One good huff on the atmosphere of celebrity filmmaking, and any one of us could go a little ditzy. It happened to none other than Pauline Kael, whose mutual-admiration society with the screenwriter-director Robert Towne led her to praise the genuinely wretched Tequila Sunrise. In Knowles' book, he attempts to explain away the positive review he gave Godzilla after becoming "good friends" with its producer, Dean Devlin, and the time director Michael Bay flew him to NASA's Johnson Space Center and introduced him to Bruce Willis, right before Knowles gave Armageddon his hearty thumbs up.

But what's fascinating about Knowles' memoir isn't his flimsy self-defense so much as how his book displays the two fallacies surrounding AICN and its mandate to shame Hollywood into making better movies. The first is that only movie-lovers will save movies. But it's the very attitude of generic movie-loving—typified by the show-biz obsession AICN caters to—that has lowered people's expectations over the years and defined delight down. By movie-lovers, Knowles, of course, means Knowles-style movie-lovers, the real addicts, the video-clerk-style autodidacts. But they're even worse. To wit, this recent posting from Moriarty, Knowles' chief correspondent: "It's the anticipation that makes this fun. ... I look beyond 2003," Moriarty continues, like some sort of clairvoyant flack,

and see movies like IRON MAN or WALLACE & GROMIT IN THE GREAT VEGETABLE PLOT or HARRY POTTER AND THE PRISONER OF AZKABAN or WHERE THE WILD THINGS ARE or THE POLAR EXPRESS or Brad Bird's THE INVINCIBLES or Quentin Tarantino's GLORIOUS BASTARDS or even McG's SUPERMAN, and I root for them.
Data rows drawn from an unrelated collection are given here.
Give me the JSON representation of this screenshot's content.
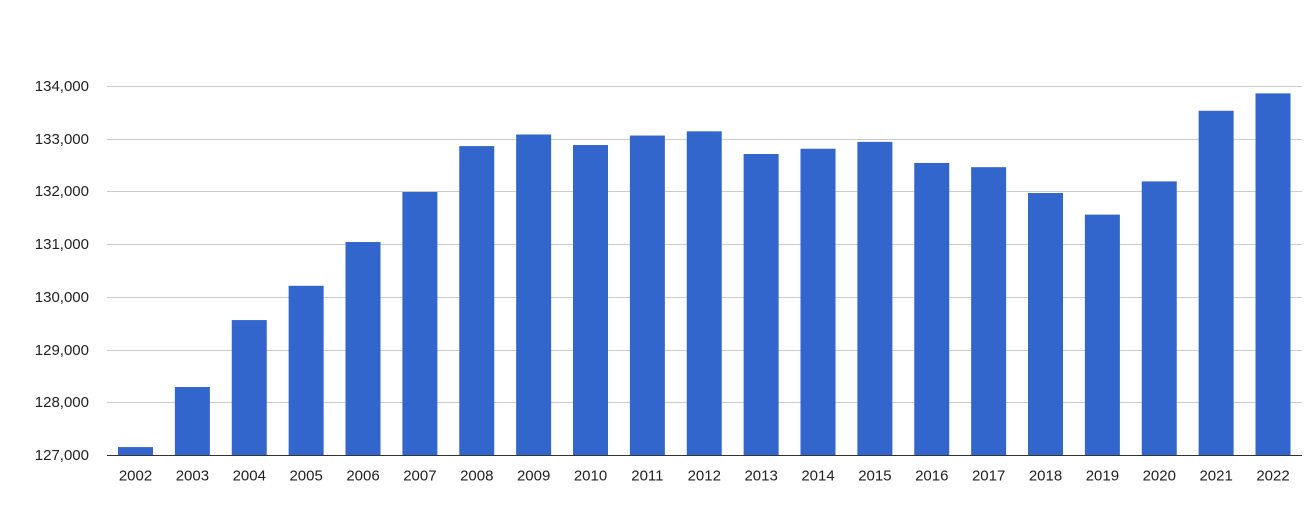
{
  "chart_data": {
    "type": "bar",
    "title": "",
    "xlabel": "",
    "ylabel": "",
    "grid": true,
    "legend": "none",
    "categories": [
      "2002",
      "2003",
      "2004",
      "2005",
      "2006",
      "2007",
      "2008",
      "2009",
      "2010",
      "2011",
      "2012",
      "2013",
      "2014",
      "2015",
      "2016",
      "2017",
      "2018",
      "2019",
      "2020",
      "2021",
      "2022"
    ],
    "values": [
      127150,
      128290,
      129560,
      130210,
      131040,
      131990,
      132860,
      133080,
      132880,
      133060,
      133140,
      132710,
      132810,
      132940,
      132540,
      132460,
      131970,
      131560,
      132190,
      133530,
      133860
    ],
    "ylim": [
      127000,
      134000
    ],
    "yticks": [
      127000,
      128000,
      129000,
      130000,
      131000,
      132000,
      133000,
      134000
    ],
    "ytick_labels": [
      "127,000",
      "128,000",
      "129,000",
      "130,000",
      "131,000",
      "132,000",
      "133,000",
      "134,000"
    ]
  },
  "colors": {
    "bar": "#3366cc",
    "grid": "#cccccc",
    "baseline": "#333333",
    "text": "#222222"
  }
}
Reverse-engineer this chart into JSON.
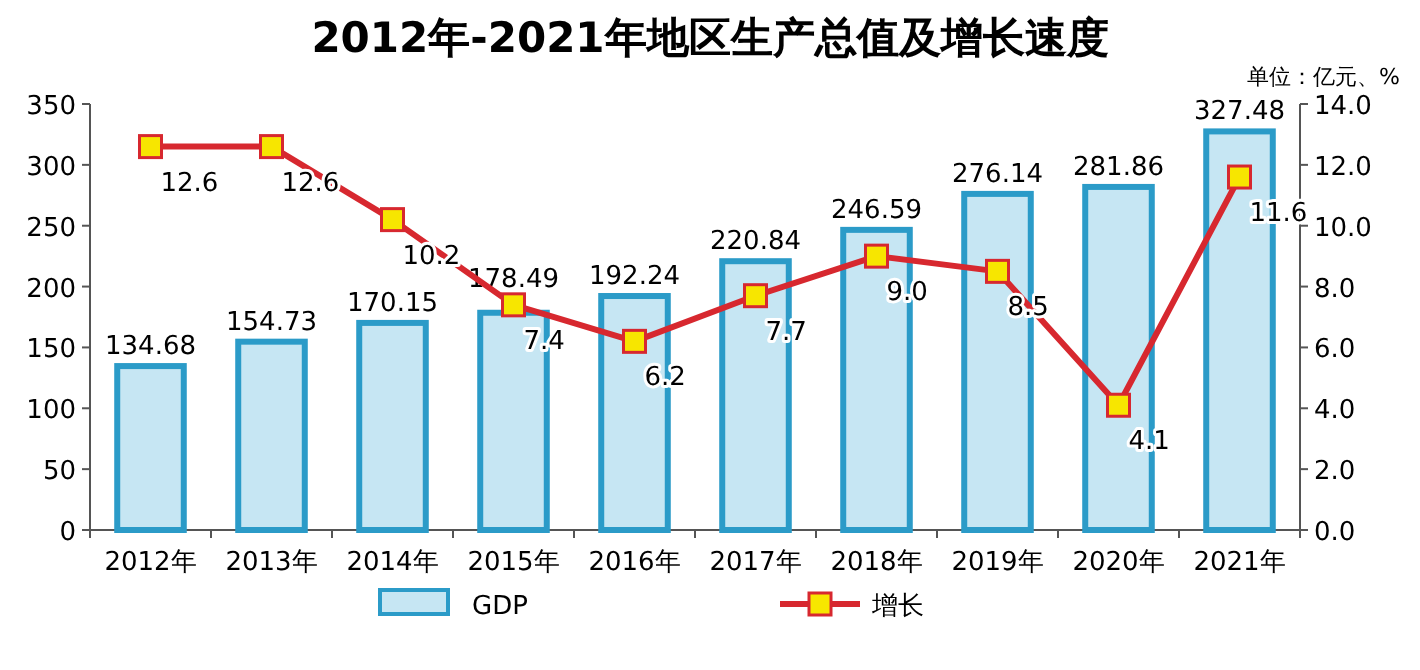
{
  "chart_data": {
    "type": "bar",
    "title": "2012年-2021年地区生产总值及增长速度",
    "annotations": [
      "单位：亿元、%"
    ],
    "categories": [
      "2012年",
      "2013年",
      "2014年",
      "2015年",
      "2016年",
      "2017年",
      "2018年",
      "2019年",
      "2020年",
      "2021年"
    ],
    "series": [
      {
        "name": "GDP",
        "color": "#c6e6f3",
        "values": [
          134.68,
          154.73,
          170.15,
          178.49,
          192.24,
          220.84,
          246.59,
          276.14,
          281.86,
          327.48
        ],
        "value_labels": [
          "134.68",
          "154.73",
          "170.15",
          "178.49",
          "192.24",
          "220.84",
          "246.59",
          "276.14",
          "281.86",
          "327.48"
        ]
      },
      {
        "name": "增长",
        "type": "line",
        "axis": "y2",
        "color": "#d7282f",
        "marker": "square",
        "line_style": "solid",
        "values": [
          12.6,
          12.6,
          10.2,
          7.4,
          6.2,
          7.7,
          9.0,
          8.5,
          4.1,
          11.6
        ],
        "value_labels": [
          "12.6",
          "12.6",
          "10.2",
          "7.4",
          "6.2",
          "7.7",
          "9.0",
          "8.5",
          "4.1",
          "11.6"
        ]
      }
    ],
    "ylim": [
      0,
      350
    ],
    "yticks": [
      0,
      50,
      100,
      150,
      200,
      250,
      300,
      350
    ],
    "y2lim": [
      0,
      14
    ],
    "y2ticks": [
      {
        "value": 0,
        "label": "0.0"
      },
      {
        "value": 2,
        "label": "2.0"
      },
      {
        "value": 4,
        "label": "4.0"
      },
      {
        "value": 6,
        "label": "6.0"
      },
      {
        "value": 8,
        "label": "8.0"
      },
      {
        "value": 10,
        "label": "10.0"
      },
      {
        "value": 12,
        "label": "12.0"
      },
      {
        "value": 14,
        "label": "14.0"
      }
    ],
    "grid": false,
    "legend": "bottom"
  }
}
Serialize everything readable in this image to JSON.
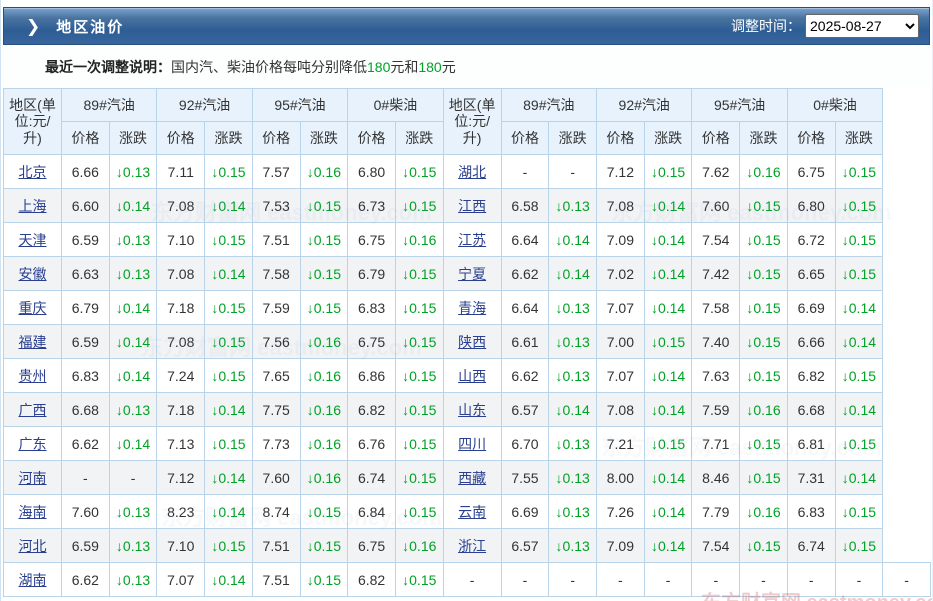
{
  "header": {
    "arrow_icon": "❯",
    "title": "地区油价",
    "adjust_time_label": "调整时间：",
    "adjust_date": "2025-08-27"
  },
  "notice": {
    "label": "最近一次调整说明：",
    "text1": "国内汽、柴油价格每吨分别降低",
    "amount1": "180",
    "text2": "元和",
    "amount2": "180",
    "text3": "元"
  },
  "table": {
    "region_header": "地区(单位:元/升)",
    "fuel_groups": [
      "89#汽油",
      "92#汽油",
      "95#汽油",
      "0#柴油"
    ],
    "price_label": "价格",
    "change_label": "涨跌",
    "rows": [
      [
        "北京",
        "6.66",
        "↓0.13",
        "7.11",
        "↓0.15",
        "7.57",
        "↓0.16",
        "6.80",
        "↓0.15",
        "湖北",
        "-",
        "-",
        "7.12",
        "↓0.15",
        "7.62",
        "↓0.16",
        "6.75",
        "↓0.15"
      ],
      [
        "上海",
        "6.60",
        "↓0.14",
        "7.08",
        "↓0.14",
        "7.53",
        "↓0.15",
        "6.73",
        "↓0.15",
        "江西",
        "6.58",
        "↓0.13",
        "7.08",
        "↓0.14",
        "7.60",
        "↓0.15",
        "6.80",
        "↓0.15"
      ],
      [
        "天津",
        "6.59",
        "↓0.13",
        "7.10",
        "↓0.15",
        "7.51",
        "↓0.15",
        "6.75",
        "↓0.16",
        "江苏",
        "6.64",
        "↓0.14",
        "7.09",
        "↓0.14",
        "7.54",
        "↓0.15",
        "6.72",
        "↓0.15"
      ],
      [
        "安徽",
        "6.63",
        "↓0.13",
        "7.08",
        "↓0.14",
        "7.58",
        "↓0.15",
        "6.79",
        "↓0.15",
        "宁夏",
        "6.62",
        "↓0.14",
        "7.02",
        "↓0.14",
        "7.42",
        "↓0.15",
        "6.65",
        "↓0.15"
      ],
      [
        "重庆",
        "6.79",
        "↓0.14",
        "7.18",
        "↓0.15",
        "7.59",
        "↓0.15",
        "6.83",
        "↓0.15",
        "青海",
        "6.64",
        "↓0.13",
        "7.07",
        "↓0.14",
        "7.58",
        "↓0.15",
        "6.69",
        "↓0.14"
      ],
      [
        "福建",
        "6.59",
        "↓0.14",
        "7.08",
        "↓0.15",
        "7.56",
        "↓0.16",
        "6.75",
        "↓0.15",
        "陕西",
        "6.61",
        "↓0.13",
        "7.00",
        "↓0.15",
        "7.40",
        "↓0.15",
        "6.66",
        "↓0.14"
      ],
      [
        "贵州",
        "6.83",
        "↓0.14",
        "7.24",
        "↓0.15",
        "7.65",
        "↓0.16",
        "6.86",
        "↓0.15",
        "山西",
        "6.62",
        "↓0.13",
        "7.07",
        "↓0.14",
        "7.63",
        "↓0.15",
        "6.82",
        "↓0.15"
      ],
      [
        "广西",
        "6.68",
        "↓0.13",
        "7.18",
        "↓0.14",
        "7.75",
        "↓0.16",
        "6.82",
        "↓0.15",
        "山东",
        "6.57",
        "↓0.14",
        "7.08",
        "↓0.14",
        "7.59",
        "↓0.16",
        "6.68",
        "↓0.14"
      ],
      [
        "广东",
        "6.62",
        "↓0.14",
        "7.13",
        "↓0.15",
        "7.73",
        "↓0.16",
        "6.76",
        "↓0.15",
        "四川",
        "6.70",
        "↓0.13",
        "7.21",
        "↓0.15",
        "7.71",
        "↓0.15",
        "6.81",
        "↓0.15"
      ],
      [
        "河南",
        "-",
        "-",
        "7.12",
        "↓0.14",
        "7.60",
        "↓0.16",
        "6.74",
        "↓0.15",
        "西藏",
        "7.55",
        "↓0.13",
        "8.00",
        "↓0.14",
        "8.46",
        "↓0.15",
        "7.31",
        "↓0.14"
      ],
      [
        "海南",
        "7.60",
        "↓0.13",
        "8.23",
        "↓0.14",
        "8.74",
        "↓0.15",
        "6.84",
        "↓0.15",
        "云南",
        "6.69",
        "↓0.13",
        "7.26",
        "↓0.14",
        "7.79",
        "↓0.16",
        "6.83",
        "↓0.15"
      ],
      [
        "河北",
        "6.59",
        "↓0.13",
        "7.10",
        "↓0.15",
        "7.51",
        "↓0.15",
        "6.75",
        "↓0.16",
        "浙江",
        "6.57",
        "↓0.13",
        "7.09",
        "↓0.14",
        "7.54",
        "↓0.15",
        "6.74",
        "↓0.15"
      ],
      [
        "湖南",
        "6.62",
        "↓0.13",
        "7.07",
        "↓0.14",
        "7.51",
        "↓0.15",
        "6.82",
        "↓0.15",
        "-",
        "-",
        "-",
        "-",
        "-",
        "-",
        "-",
        "-",
        "-",
        "-"
      ]
    ]
  },
  "watermark": {
    "text": "东方财富网 eastmoney.com"
  },
  "colors": {
    "bar_blue_top": "#7ba3d0",
    "bar_blue_bottom": "#2e5d96",
    "table_border": "#b9d3e8",
    "header_cell_bg": "#e7f2fc",
    "alt_row_bg": "#f1f3f5",
    "change_green": "#00a226",
    "region_link": "#2a3f8f"
  }
}
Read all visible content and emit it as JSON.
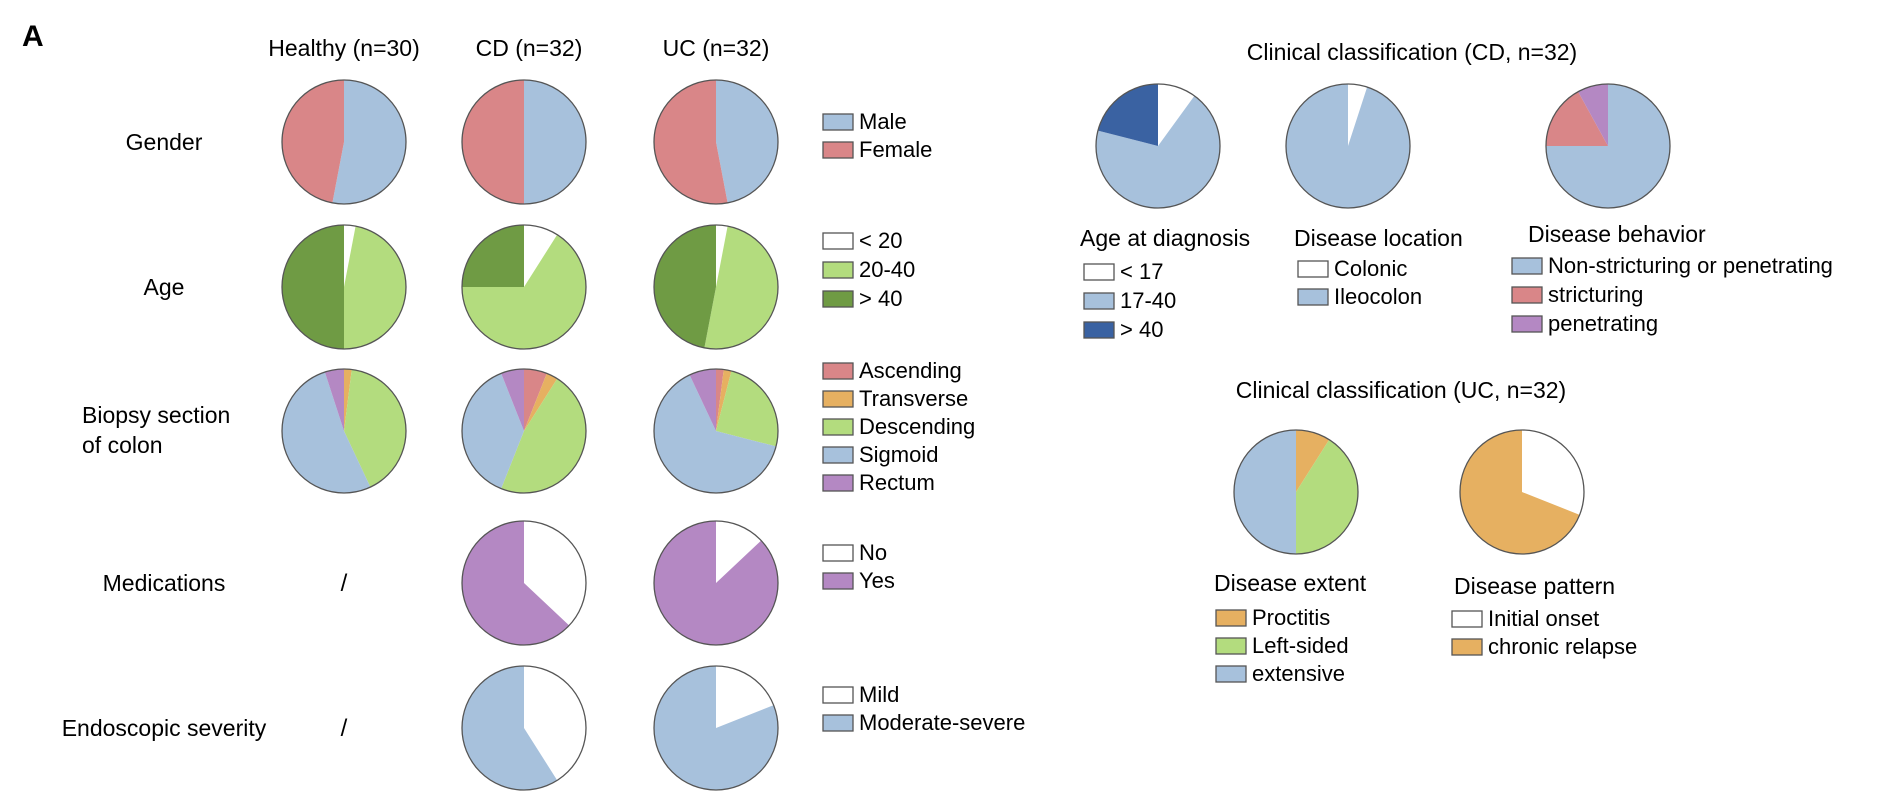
{
  "panel_label": "A",
  "colors": {
    "white": "#ffffff",
    "blue": "#a7c1dc",
    "red": "#d98688",
    "light_green": "#b3dc7e",
    "dark_green": "#6f9b44",
    "orange": "#e6b061",
    "purple": "#b488c3",
    "dark_blue": "#3a62a2",
    "stroke": "#555555"
  },
  "columns": [
    "Healthy (n=30)",
    "CD (n=32)",
    "UC (n=32)"
  ],
  "chart_data": [
    {
      "type": "pie",
      "title": "",
      "rows": [
        {
          "label": [
            "Gender"
          ],
          "legend": [
            {
              "name": "Male",
              "color": "#a7c1dc"
            },
            {
              "name": "Female",
              "color": "#d98688"
            }
          ],
          "groups": [
            {
              "column": "Healthy (n=30)",
              "values": [
                53,
                47
              ]
            },
            {
              "column": "CD (n=32)",
              "values": [
                50,
                50
              ]
            },
            {
              "column": "UC (n=32)",
              "values": [
                47,
                53
              ]
            }
          ]
        },
        {
          "label": [
            "Age"
          ],
          "legend": [
            {
              "name": "< 20",
              "color": "#ffffff"
            },
            {
              "name": "20-40",
              "color": "#b3dc7e"
            },
            {
              "name": "> 40",
              "color": "#6f9b44"
            }
          ],
          "groups": [
            {
              "column": "Healthy (n=30)",
              "values": [
                3,
                47,
                50
              ]
            },
            {
              "column": "CD (n=32)",
              "values": [
                9,
                66,
                25
              ]
            },
            {
              "column": "UC (n=32)",
              "values": [
                3,
                50,
                47
              ]
            }
          ]
        },
        {
          "label": [
            "Biopsy section",
            "of colon"
          ],
          "legend": [
            {
              "name": "Ascending",
              "color": "#d98688"
            },
            {
              "name": "Transverse",
              "color": "#e6b061"
            },
            {
              "name": "Descending",
              "color": "#b3dc7e"
            },
            {
              "name": "Sigmoid",
              "color": "#a7c1dc"
            },
            {
              "name": "Rectum",
              "color": "#b488c3"
            }
          ],
          "groups": [
            {
              "column": "Healthy (n=30)",
              "values": [
                0,
                2,
                41,
                52,
                5
              ]
            },
            {
              "column": "CD (n=32)",
              "values": [
                6,
                3,
                47,
                38,
                6
              ]
            },
            {
              "column": "UC (n=32)",
              "values": [
                2,
                2,
                25,
                64,
                7
              ]
            }
          ]
        },
        {
          "label": [
            "Medications"
          ],
          "legend": [
            {
              "name": "No",
              "color": "#ffffff"
            },
            {
              "name": "Yes",
              "color": "#b488c3"
            }
          ],
          "groups": [
            {
              "column": "Healthy (n=30)",
              "values": null,
              "placeholder": "/"
            },
            {
              "column": "CD (n=32)",
              "values": [
                37,
                63
              ]
            },
            {
              "column": "UC (n=32)",
              "values": [
                13,
                87
              ]
            }
          ]
        },
        {
          "label": [
            "Endoscopic  severity"
          ],
          "legend": [
            {
              "name": "Mild",
              "color": "#ffffff"
            },
            {
              "name": "Moderate-severe",
              "color": "#a7c1dc"
            }
          ],
          "groups": [
            {
              "column": "Healthy (n=30)",
              "values": null,
              "placeholder": "/"
            },
            {
              "column": "CD (n=32)",
              "values": [
                41,
                59
              ]
            },
            {
              "column": "UC (n=32)",
              "values": [
                19,
                81
              ]
            }
          ]
        }
      ]
    },
    {
      "type": "pie",
      "title": "Clinical classification (CD, n=32)",
      "pies": [
        {
          "name": "Age at diagnosis",
          "legend": [
            {
              "name": "< 17",
              "color": "#ffffff"
            },
            {
              "name": "17-40",
              "color": "#a7c1dc"
            },
            {
              "name": "> 40",
              "color": "#3a62a2"
            }
          ],
          "values": [
            10,
            69,
            21
          ]
        },
        {
          "name": "Disease location",
          "legend": [
            {
              "name": "Colonic",
              "color": "#ffffff"
            },
            {
              "name": "Ileocolon",
              "color": "#a7c1dc"
            }
          ],
          "values": [
            5,
            95
          ]
        },
        {
          "name": "Disease behavior",
          "legend": [
            {
              "name": "Non-stricturing or penetrating",
              "color": "#a7c1dc"
            },
            {
              "name": "stricturing",
              "color": "#d98688"
            },
            {
              "name": "penetrating",
              "color": "#b488c3"
            }
          ],
          "values": [
            75,
            17,
            8
          ]
        }
      ]
    },
    {
      "type": "pie",
      "title": "Clinical classification (UC, n=32)",
      "pies": [
        {
          "name": "Disease extent",
          "legend": [
            {
              "name": "Proctitis",
              "color": "#e6b061"
            },
            {
              "name": "Left-sided",
              "color": "#b3dc7e"
            },
            {
              "name": "extensive",
              "color": "#a7c1dc"
            }
          ],
          "values": [
            9,
            41,
            50
          ]
        },
        {
          "name": "Disease pattern",
          "legend": [
            {
              "name": "Initial onset",
              "color": "#ffffff"
            },
            {
              "name": "chronic relapse",
              "color": "#e6b061"
            }
          ],
          "values": [
            31,
            69
          ]
        }
      ]
    }
  ]
}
I root for this to just go on and on, this warm and fuzzy glow I've been feeling.

Here is the hyperventilated state of semipermanent arousal the studios most cherish in their customers, as it helps movies open big, regardless of their quality. It's the salivary tingle times 50.

The second fallacy—and, as Knowles argues in his book, the raison d'être for AICN—is that "sunlight is the best disinfectant." Here Knowles is incoherent: He combines a classic argument—that studio executives are so worried about preserving their jobs they have lost any taste of their own, and thus green-light safe, derivative pictures—with a novel one—that a Watergate-style public airing of all studio decision-making is the best way to combat this cowardice. "If all you have to do is go to some Web site," he argues, "to get the latest updates on script drafts, pitches, casting, early cuts, release schedules, marketing strategies—not to mention raw opinions every step of the way, from right-thinking people—the studios ought to find this incredibly liberating." And this would be liberating because …? "Now no longer can an executive be bamboozled by whoever stands to gain, or bullied by someone with a private agenda, or leveraged by peer pressure. … [N]o longer do studio executives need to dread their own instincts. … My Web site allows executives to finally behave in a manner they'd like to behave, to heed the better angels of their nature." Knowles is essentially saying that the lost inner direction of studio executives can best be restored by instant consultation with a mass audience, surely a most unusual argument for self-reliance. The idea of Argus-eyed prying by Knowles' public is silly on its face. But it does demonstrate the goofiness of AICN: Sunlight may be the best disinfectant, but originality grows in the dark, an idea completely foreign to the trivial, scoop-grubbing mentality of the site.